• No results found

13.1.1 Topografie en hydrografie

Deelzone L is gelegen in de Centrale Kempen, in overgang naar het Kempens plateau. Het gebied is ongeveer 730 ha groot en wordt oost-west doorkruist door het Kanaal Bocholt-Herentals. Het ligt op de waterscheiding tussen zuidwestelijk het Netebekken en noordoostelijk het Maasbekken. De hoogste delen hebben een topografische hoogte tussen 50 en 55 meter met een eerder grillig reliëf, eigen aan binnenlandse landduinen. Noordelijk daalt het reliëf naar ongeveer 45 meter met een duidelijke slenk ter hoogte van Riebos op 42 meter. Zie Figuur 13.1.

Een 80 ha grote voormalige zandwinningsput ligt vrij centraal in het gebied. Meer naar het kanaal toe liggen enkele kleinere minder diepe putten, eveneens ontstaan na zandwinning. Deze plassen liggen met een waterpeil van ongeveer 42 m TAW enkele meter lager dan het omgevende maaiveld op minimum 45 m TAW. Zacht glooiende oevers situeren zich rond de waterlijn, maar dieper wordt de helling bepaald door stabiliteit van de zanden na natte winning. Het waterpeil in de plassen staat gelijk met het grondwaterpeil.

Opvallend verhoogd reliëf is er plaatselijk aanwezig ten gevolge van grootschalige grondverplaatsing bij bodemsaneringswerken.

De deelzone fungeert als een infiltratiegebied, waarbij de waterlopen zich beperken tot enkele drainerende sloten die noordoostelijk aansluiting zoeken richting Dommel.

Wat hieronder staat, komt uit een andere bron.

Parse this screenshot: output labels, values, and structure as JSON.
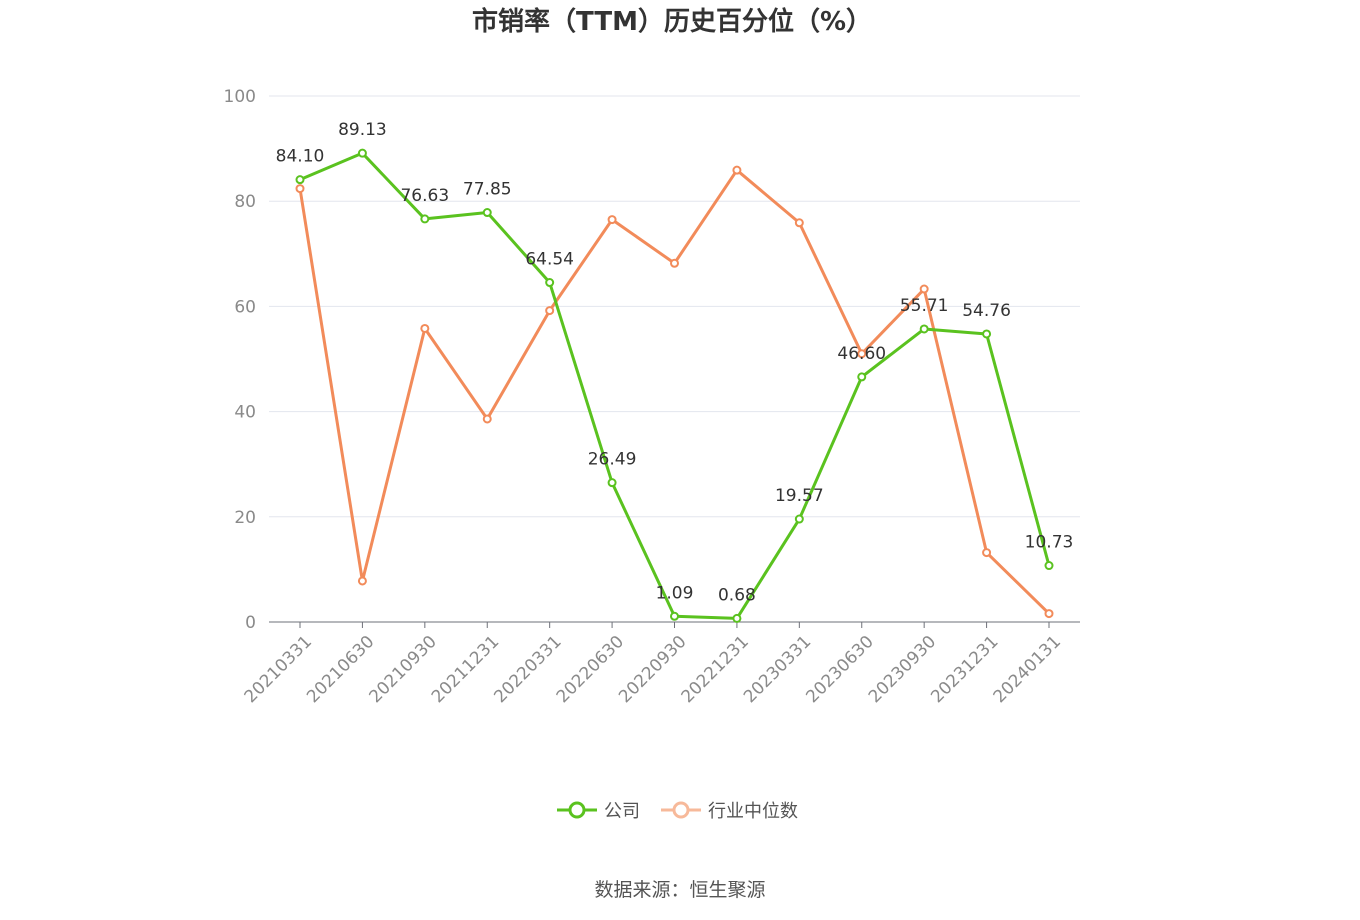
{
  "chart_data": {
    "type": "line",
    "title": "市销率（TTM）历史百分位（%）",
    "categories": [
      "20210331",
      "20210630",
      "20210930",
      "20211231",
      "20220331",
      "20220630",
      "20220930",
      "20221231",
      "20230331",
      "20230630",
      "20230930",
      "20231231",
      "20240131"
    ],
    "ylim": [
      0,
      100
    ],
    "yticks": [
      0,
      20,
      40,
      60,
      80,
      100
    ],
    "grid": true,
    "legend_position": "bottom",
    "series": [
      {
        "name": "公司",
        "color": "#5ac21f",
        "values": [
          84.1,
          89.13,
          76.63,
          77.85,
          64.54,
          26.49,
          1.09,
          0.68,
          19.57,
          46.6,
          55.71,
          54.76,
          10.73
        ],
        "labels": [
          "84.10",
          "89.13",
          "76.63",
          "77.85",
          "64.54",
          "26.49",
          "1.09",
          "0.68",
          "19.57",
          "46.60",
          "55.71",
          "54.76",
          "10.73"
        ]
      },
      {
        "name": "行业中位数",
        "color": "#f28b5a",
        "values": [
          82.4,
          7.8,
          55.8,
          38.6,
          59.2,
          76.5,
          68.2,
          85.9,
          75.9,
          51.0,
          63.3,
          13.2,
          1.6
        ]
      }
    ]
  },
  "source": "数据来源：恒生聚源"
}
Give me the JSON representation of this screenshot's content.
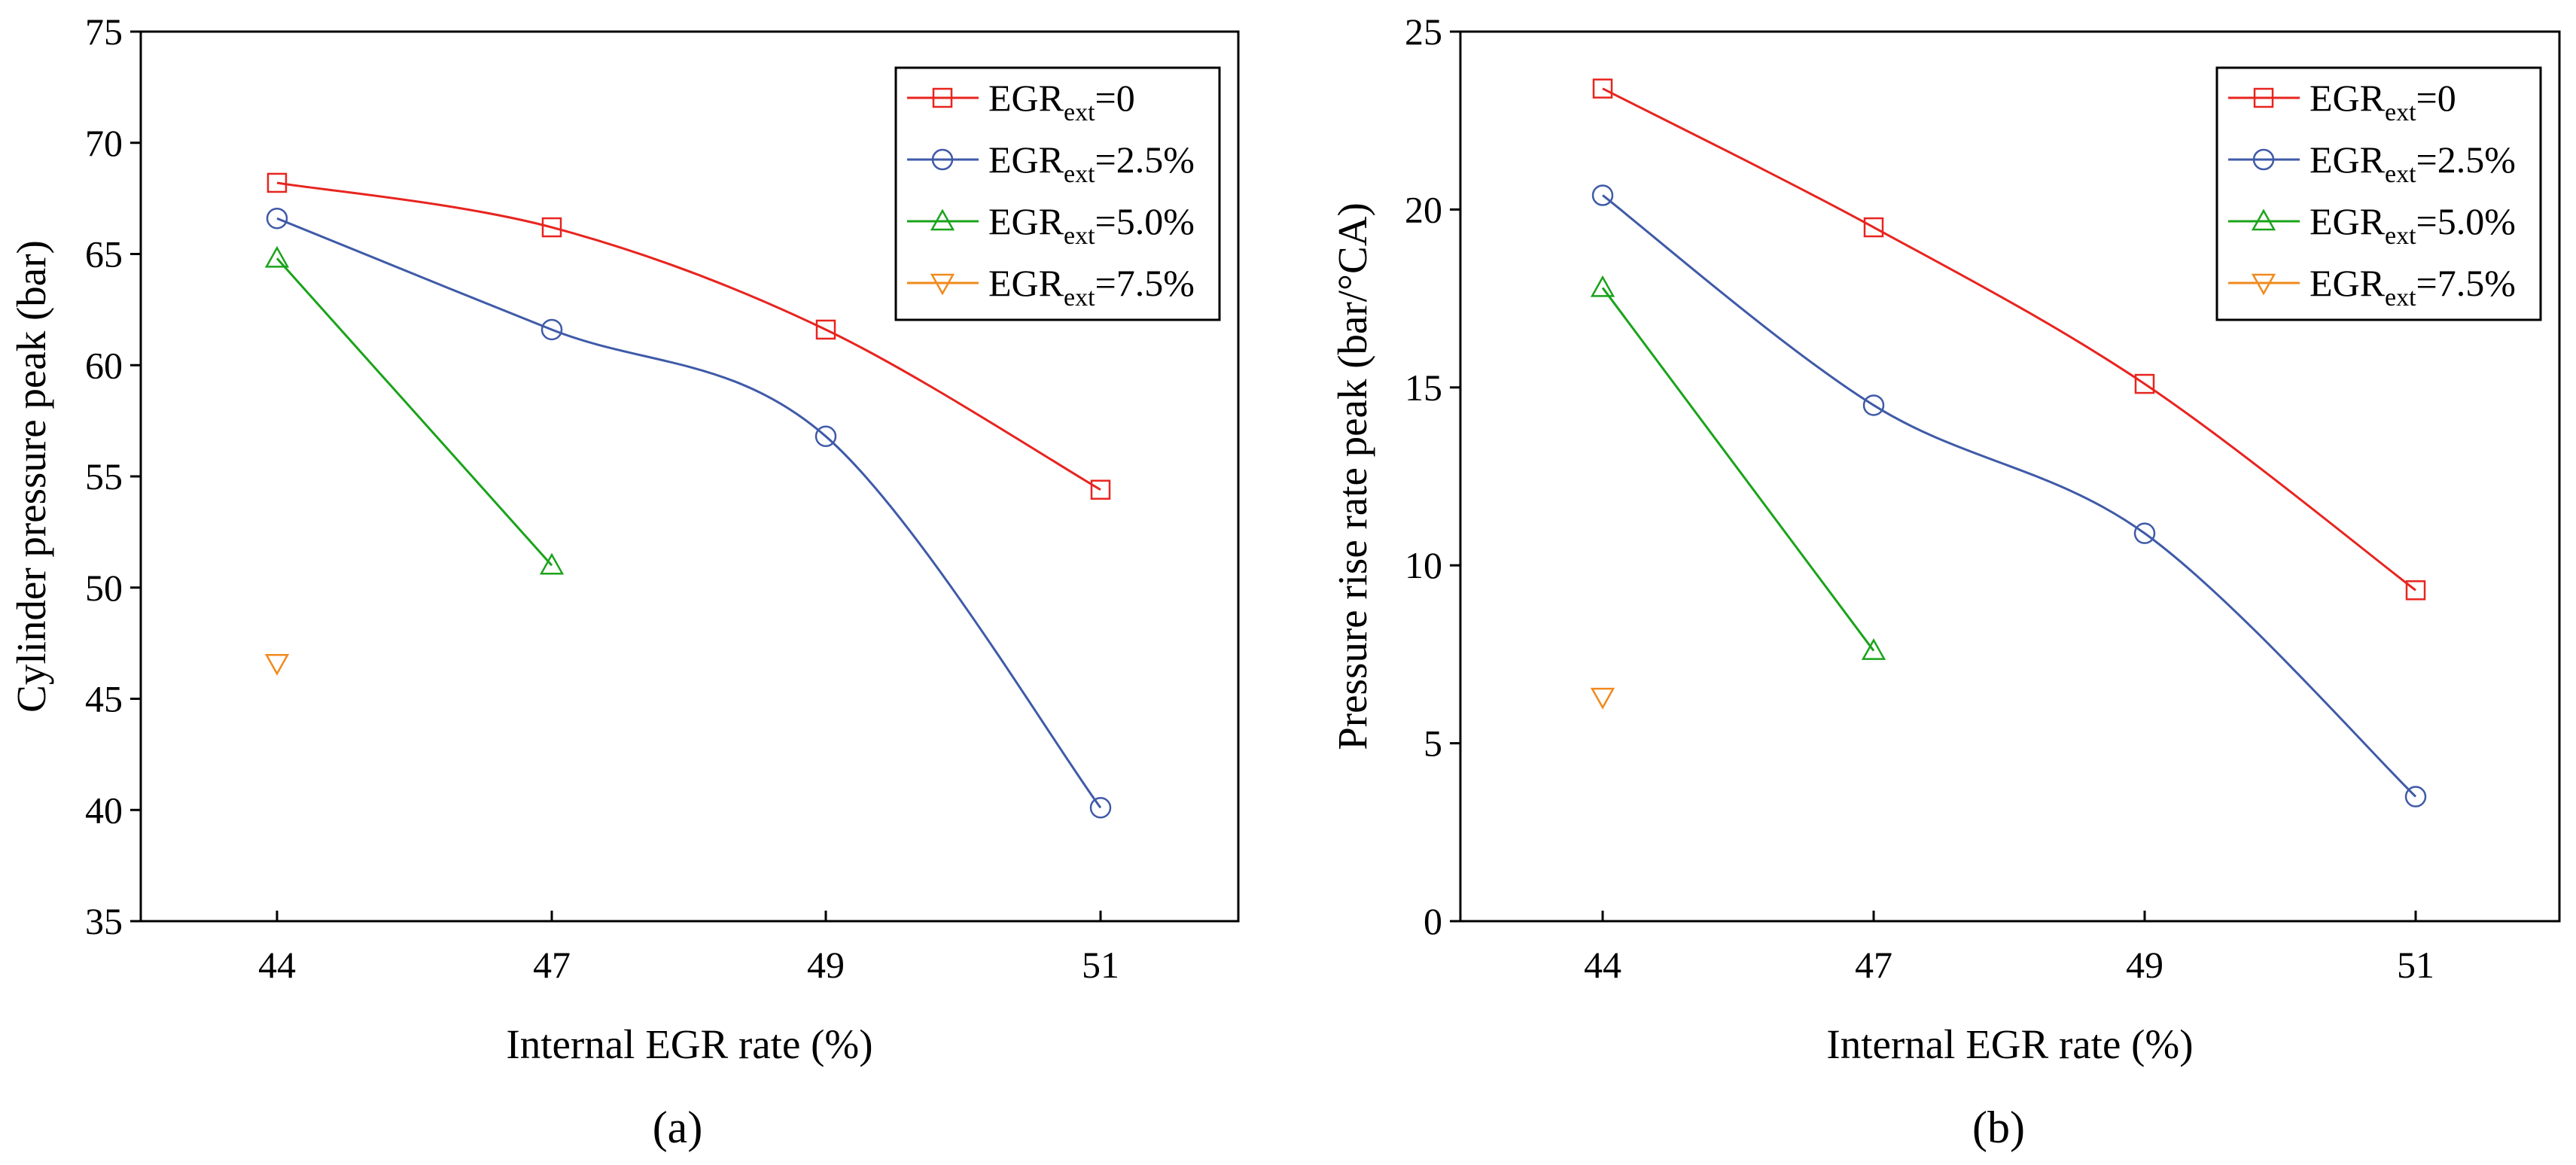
{
  "colors": {
    "ext0": "#e8241f",
    "ext25": "#3f5aa8",
    "ext50": "#1aa31a",
    "ext75": "#f08a1d",
    "axis": "#000000"
  },
  "legend_position": "top-right",
  "chart_data": [
    {
      "type": "line",
      "panel_label": "(a)",
      "xlabel": "Internal EGR rate (%)",
      "ylabel": "Cylinder pressure peak (bar)",
      "categories": [
        "44",
        "47",
        "49",
        "51"
      ],
      "ylim": [
        35,
        75
      ],
      "yticks": [
        "35",
        "40",
        "45",
        "50",
        "55",
        "60",
        "65",
        "70",
        "75"
      ],
      "series": [
        {
          "name_main": "EGR",
          "name_sub": "ext",
          "name_tail": "=0",
          "color": "#e8241f",
          "marker": "square",
          "x": [
            0,
            1,
            2,
            3
          ],
          "values": [
            68.2,
            66.2,
            61.6,
            54.4
          ]
        },
        {
          "name_main": "EGR",
          "name_sub": "ext",
          "name_tail": "=2.5%",
          "color": "#3f5aa8",
          "marker": "circle",
          "x": [
            0,
            1,
            2,
            3
          ],
          "values": [
            66.6,
            61.6,
            56.8,
            40.1
          ]
        },
        {
          "name_main": "EGR",
          "name_sub": "ext",
          "name_tail": "=5.0%",
          "color": "#1aa31a",
          "marker": "triangle-up",
          "x": [
            0,
            1
          ],
          "values": [
            64.8,
            51.0
          ]
        },
        {
          "name_main": "EGR",
          "name_sub": "ext",
          "name_tail": "=7.5%",
          "color": "#f08a1d",
          "marker": "triangle-down",
          "x": [
            0
          ],
          "values": [
            46.6
          ]
        }
      ]
    },
    {
      "type": "line",
      "panel_label": "(b)",
      "xlabel": "Internal EGR rate (%)",
      "ylabel": "Pressure rise rate peak (bar/°CA)",
      "categories": [
        "44",
        "47",
        "49",
        "51"
      ],
      "ylim": [
        0,
        25
      ],
      "yticks": [
        "0",
        "5",
        "10",
        "15",
        "20",
        "25"
      ],
      "series": [
        {
          "name_main": "EGR",
          "name_sub": "ext",
          "name_tail": "=0",
          "color": "#e8241f",
          "marker": "square",
          "x": [
            0,
            1,
            2,
            3
          ],
          "values": [
            23.4,
            19.5,
            15.1,
            9.3
          ]
        },
        {
          "name_main": "EGR",
          "name_sub": "ext",
          "name_tail": "=2.5%",
          "color": "#3f5aa8",
          "marker": "circle",
          "x": [
            0,
            1,
            2,
            3
          ],
          "values": [
            20.4,
            14.5,
            10.9,
            3.5
          ]
        },
        {
          "name_main": "EGR",
          "name_sub": "ext",
          "name_tail": "=5.0%",
          "color": "#1aa31a",
          "marker": "triangle-up",
          "x": [
            0,
            1
          ],
          "values": [
            17.8,
            7.6
          ]
        },
        {
          "name_main": "EGR",
          "name_sub": "ext",
          "name_tail": "=7.5%",
          "color": "#f08a1d",
          "marker": "triangle-down",
          "x": [
            0
          ],
          "values": [
            6.3
          ]
        }
      ]
    }
  ]
}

Het Kanaal Bocholt-Herentals (ook wel Maas-Schelde kanaal) dat Antwerpen verbindt met de Kempen, sluit in Lanaken aan op het Albertkanaal. De voeding van dit kanaal gebeurt dus met vrij kalk- en mineralenrijk Maaswater. In de richting van Antwerpen daalt dit kanaal ter hoogte van de geologische formatie ‘Breuk van Rauw’ met 15 meter over een afstand van 4 km. Om dit verval te overwinnen, was het noodzakelijk dat men sluizen bouwde. Schepen die in de richting van Antwerpen varen, moeten dalen en de eerste sluis in rij is de Blauwe kei ook wel Sas 1.

13.1.2 Geohydrologie

De geologische ondergrond van de deelzone bestaat uit een meer dan 300 meter dik pakket van zandige lagen (Figuur 13.2). Bovenaan enkele meter quartaire dekzanden, daaronder, ongeveer 70 meter dik, de zuivere kwartszanden van Mol, daaronder ongeveer 15 meter zanden van Kattendijk en dan meer dan 200 meter Diestiaanse zanden.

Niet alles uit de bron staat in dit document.